6. Centralização de todos os meios de comunicação e transporte nas mãos do Estado.
7. Multiplicação das fábricas nacionais e dos instrumentos de produção, arroteamento das terras incultas e melhoramento das terras cultivadas, segundo um plano geral.
8. Unificação do trabalho obrigatório para todos, organização de exércitos industriais, particularmente para a agricultura.
9. Unificação dos trabalhos agrícola e industrial; abolição gradual da distinção entre a cidade e o campo por meio de uma distribuição mais igualitária da população pelo país.
10. Educação pública e gratuita a todas as crianças; abolição do trabalho das crianças nas fábricas, tal como é praticado hoje.
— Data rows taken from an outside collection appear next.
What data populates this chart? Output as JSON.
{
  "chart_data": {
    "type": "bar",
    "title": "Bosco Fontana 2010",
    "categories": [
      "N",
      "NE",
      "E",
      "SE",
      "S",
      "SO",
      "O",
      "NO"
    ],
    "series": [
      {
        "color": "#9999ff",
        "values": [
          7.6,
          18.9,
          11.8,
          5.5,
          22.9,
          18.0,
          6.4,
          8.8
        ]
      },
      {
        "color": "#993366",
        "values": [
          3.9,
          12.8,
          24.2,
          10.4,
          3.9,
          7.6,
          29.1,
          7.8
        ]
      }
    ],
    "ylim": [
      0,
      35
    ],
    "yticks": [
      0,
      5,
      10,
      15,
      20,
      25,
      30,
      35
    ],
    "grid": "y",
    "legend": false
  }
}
Combinação da educação com a produção material etc.
Quando, no curso do desenvolvimento, desaparecerem os antagonismos de classes e toda a produção for concentrada nas mãos dos indivíduos associados, o poder público perderá seu caráter político. O poder político é o poder organizado de uma classe para a opressão de outra.
Se o proletariado, em sua luta contra a burguesia, se organiza forçosamente como classe, se por meio de uma revolução se converte em classe dominante e como classe dominante destrói violentamente as antigas relações de produção, destrói, juntamente com essas relações de produção, as condições de existência dos antagonismos entre as classes, destrói as classes em geral e, com isso, sua própria dominação como classe.
Em lugar da antiga sociedade burguesa, com suas classes e antagonismos de classes, surge uma associação na qual o livre desenvolvimento de cada um é a condição para o livre desenvolvimento de todos.”


“Em resumo, os comunistas apoiam em toda parte qualquer movimento revolucionário contra a ordem social e política existente.
Em todos estes movimentos colocam em destaque, como questão fundamental, a questão da propriedade, qualquer que seja a forma, mais ou menos desenvolvida, de que esta se revista.
Finalmente, os comunistas trabalham pela união e pelo entendimento dos partidos democráticos de todos os países.
Os comunistas se recusam a dissimular suas opiniões e seus fins.
Proclamam abertamente que seus objetivos só podem ser alcançados pela derrubada violenta de toda a ordem social existente. Que as classes dominantes tremam à ideia de uma revolução comunista! Nela os proletários nada têm a perder a não ser os seus grilhões. Têm um mundo a ganhar.
PROLETÁRIOS DE TODOS OS PAÍSES, UNI-VOS!”